I’m trying to figure out my second full length book of poems. I’m looking at the poems I have and trying to see how (if) they work together. I’ve got two chapbooks that address my day job as an exterminator (To Gain the Day, from Red Bird Chapbooks, and Where Wind Meets Wing, from Sibling Rivalry Press), so I should be well on my way to having a new full book. I should be able to just place these two chapbooks together and maybe write a couple few new poems and that should result in a new book. But it’s not working. Because TGtD and WWMW are very different chapbooks. Stylistically, they are very different. Vocally they are different. They approach the subjects differently. Their subjects are different. There are benefits to some of these differences (I don’t want to write a book that is filled with the same poem written fifty times) but, so far at least, the differences are so wide that I’m not sure if these poems can live together in a collection. I wrote these two chapbooks as two distinct chapbooks. On the surface, they should work well together (and I often talk about them as sister chapbooks), but when I place these poems together, I find that they’re not very good dance partners. Maybe, I’ll need to really rethink each poem — maybe I’ll need to shuffle the sequencing of them and let them lead me to new revisions of each poem. Or, maybe I’ll need to accept that these collections are done, that they work as they are and don’t need to be part of a larger collection, and that if I want to write a “exterminator book” then it’ll have to be filled with new exterminator poems. I’m not sure yet.
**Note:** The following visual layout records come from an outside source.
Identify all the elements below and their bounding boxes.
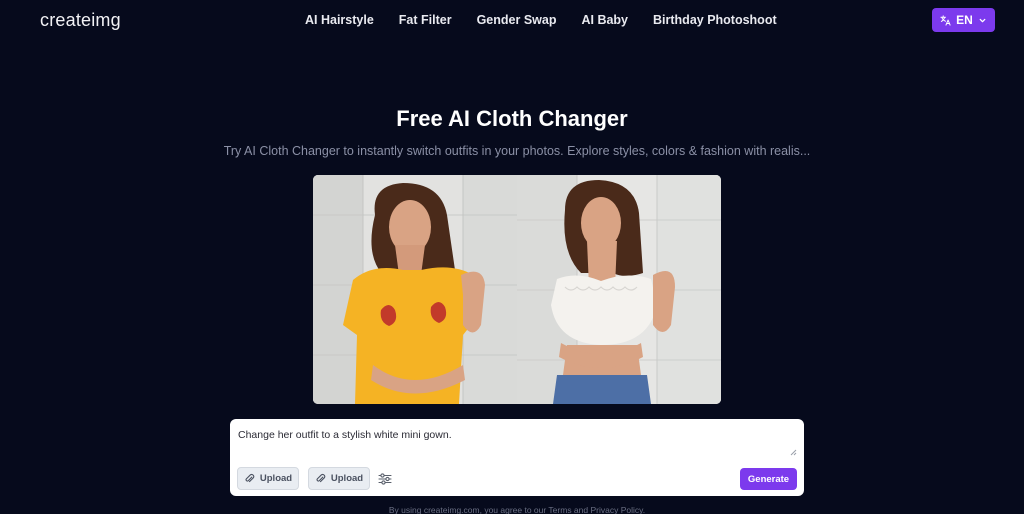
before-image (313, 175, 517, 404)
nav-link-ai-baby[interactable]: AI Baby (581, 13, 628, 27)
after-image (517, 175, 721, 404)
top-nav: createimg AI Hairstyle Fat Filter Gender… (0, 0, 1024, 40)
chevron-down-icon (979, 18, 986, 22)
prompt-text: Change her outfit to a stylish white min… (238, 429, 452, 441)
upload-button-1[interactable]: Upload (237, 467, 299, 490)
paperclip-icon (245, 473, 255, 483)
language-label: EN (956, 13, 973, 27)
sliders-icon[interactable] (378, 472, 392, 486)
page-title: Free AI Cloth Changer (396, 106, 628, 131)
terms-notice: By using createimg.com, you agree to our… (388, 505, 646, 514)
logo[interactable]: createimg (40, 10, 121, 31)
translate-icon (940, 14, 951, 26)
nav-link-ai-hairstyle[interactable]: AI Hairstyle (305, 13, 374, 27)
upload-label: Upload (259, 473, 293, 484)
before-after-showcase (313, 175, 721, 404)
paperclip-icon (316, 473, 326, 483)
page-subtitle: Try AI Cloth Changer to instantly switch… (223, 144, 811, 158)
generate-button[interactable]: Generate (740, 468, 797, 490)
language-selector[interactable]: EN (932, 8, 995, 32)
nav-link-gender-swap[interactable]: Gender Swap (477, 13, 557, 27)
upload-button-2[interactable]: Upload (308, 467, 370, 490)
nav-link-birthday-photoshoot[interactable]: Birthday Photoshoot (653, 13, 777, 27)
nav-link-fat-filter[interactable]: Fat Filter (399, 13, 452, 27)
nav-links: AI Hairstyle Fat Filter Gender Swap AI B… (305, 13, 777, 27)
resize-grip-icon[interactable] (789, 448, 797, 456)
upload-label: Upload (330, 473, 364, 484)
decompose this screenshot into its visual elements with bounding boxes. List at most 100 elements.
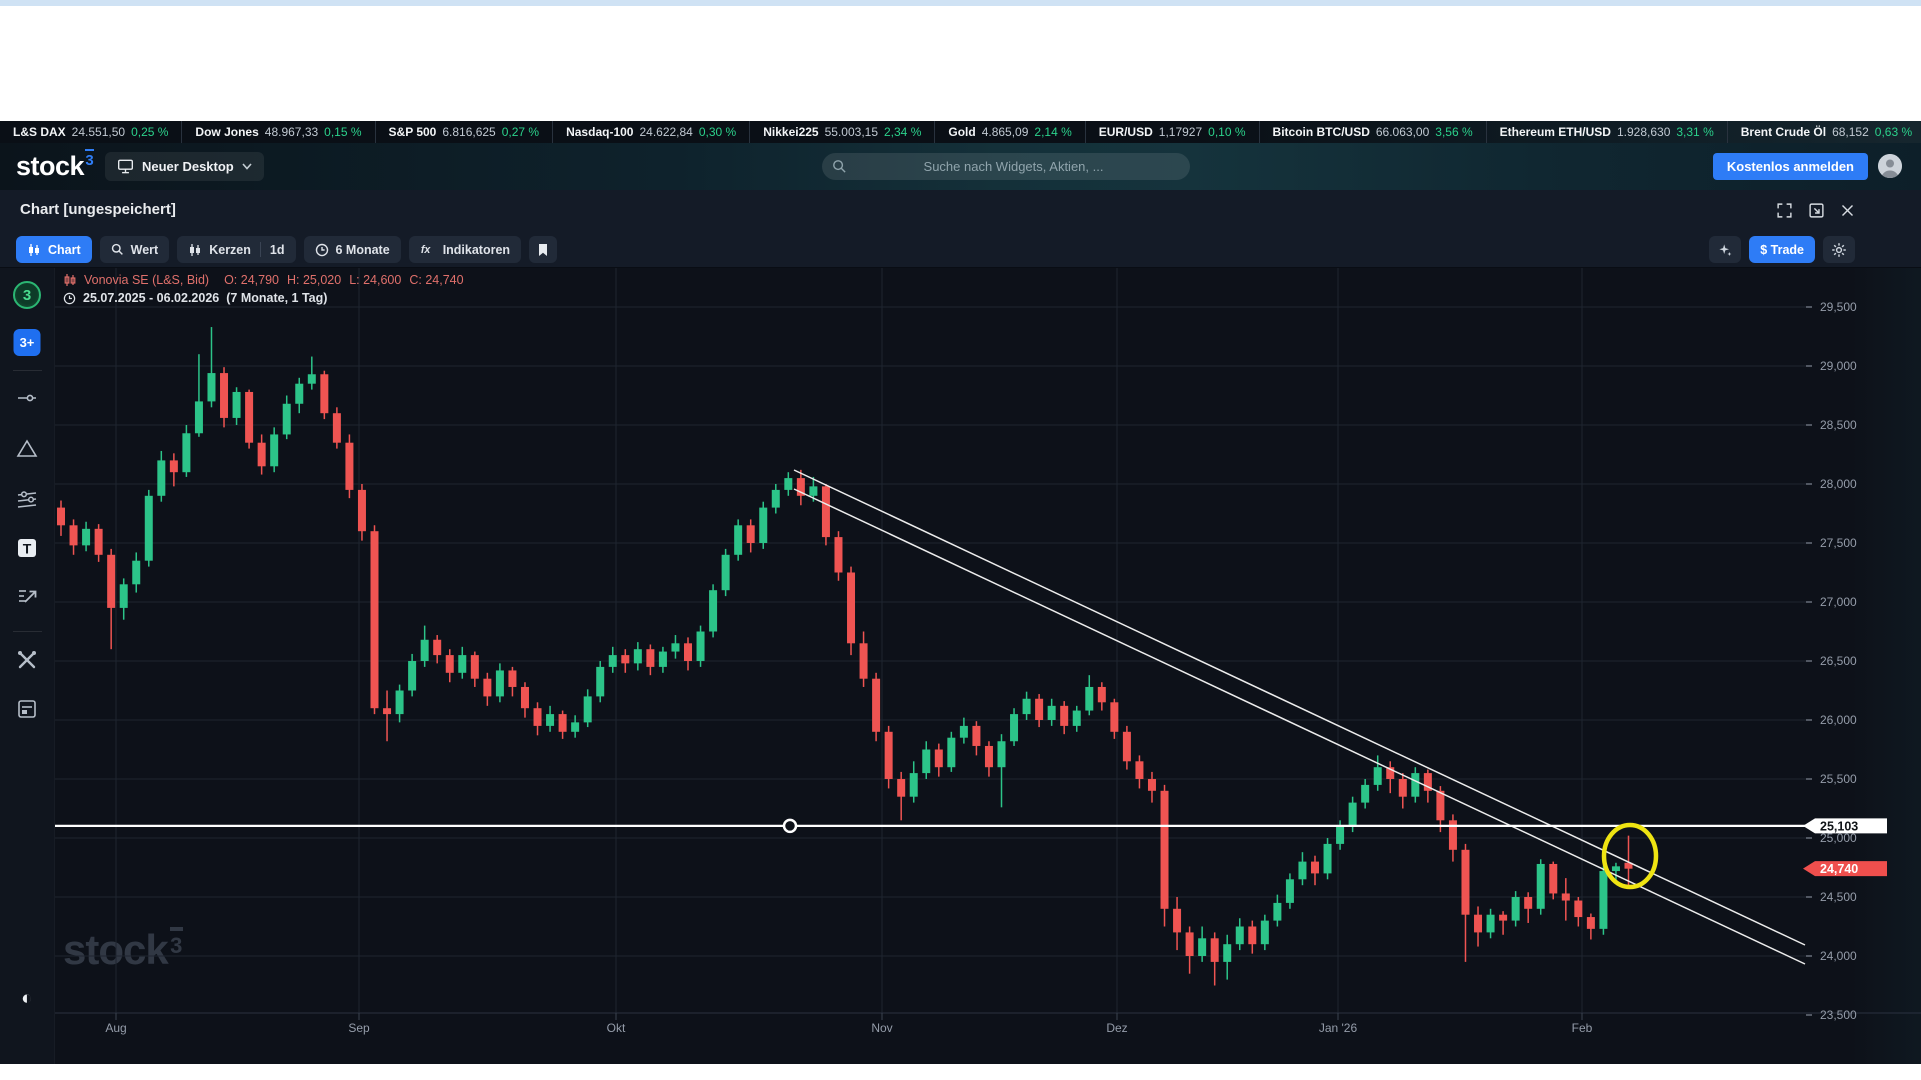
- ticker-item[interactable]: Dow Jones48.967,330,15 %: [182, 121, 375, 143]
- ticker-value: 24.622,84: [639, 125, 692, 139]
- ticker-change: 0,63 %: [1875, 125, 1912, 139]
- indicators-button[interactable]: fx Indikatoren: [409, 236, 521, 263]
- close-icon[interactable]: [1840, 203, 1855, 218]
- ticker-change: 0,27 %: [502, 125, 539, 139]
- ticker-item[interactable]: Ethereum ETH/USD1.928,6303,31 %: [1487, 121, 1728, 143]
- signup-button[interactable]: Kostenlos anmelden: [1713, 153, 1868, 180]
- ticker-value: 66.063,00: [1376, 125, 1429, 139]
- legend-instrument-name[interactable]: Vonovia SE (L&S, Bid): [84, 273, 209, 287]
- legend-ohlc-value: O: 24,790: [224, 273, 279, 287]
- chart-plot-area: stock 3 29,50029,00028,50028,00027,50027…: [55, 268, 1921, 1064]
- legend-range-row: 25.07.2025 - 06.02.2026 (7 Monate, 1 Tag…: [63, 290, 464, 306]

But this is the process that I have to go through in order to understand what the new manuscript will be. Maybe it’ll work out and the poems in TGtD and WWMW will be in that full length. Or maybe just some of them will be in the new collection. Or maybe none of them will. All I can do is continue to look at the work, the work that is written and the work that I’m writing now, and ask the questions. And be open to new questions and new ideas about how to craft the best sixty to seventy page dance.
Other than the second full length collection you’ve mentioned, what can the world expect from you in the future?
It’s hard to say. My writing is moving along, slowly but surely, though there is nothing major in the works for future release. There’s plenty happening at Glass, though. Submissions are open for the journal again and there’s some fantastic issues coming up over the next six months or so. I’ve just unveiled a new Portfolio Series for new poets at Glass and I’m excited to see how it develops and evolves with the other Glass projects. We’ve just finished up the second year of chapbooks, with the release of Adeeba Shahid Talukder’s What Is Not Beautiful, which is seriously an incredible collection. That also means we’re looking ahead at the third year, which has great chapbooks by Anna Meister, Kwame Opoku-Duku III, Noor Ibn Najam, Shay Alexi, and Ashley Miranda, all of which I’m really excited about. And I’m very slowly doing some work on a special edition of Poets Resist/Glass: A Journal of Poetry that will be coinciding with the upcoming midterm elections. Meanwhile, there’s plenty of behind the scenes Glass related things happening, most of which haven’t been fully formalized and so aren’t quite ready to be announced, but all of which are going to be really amazing, I think.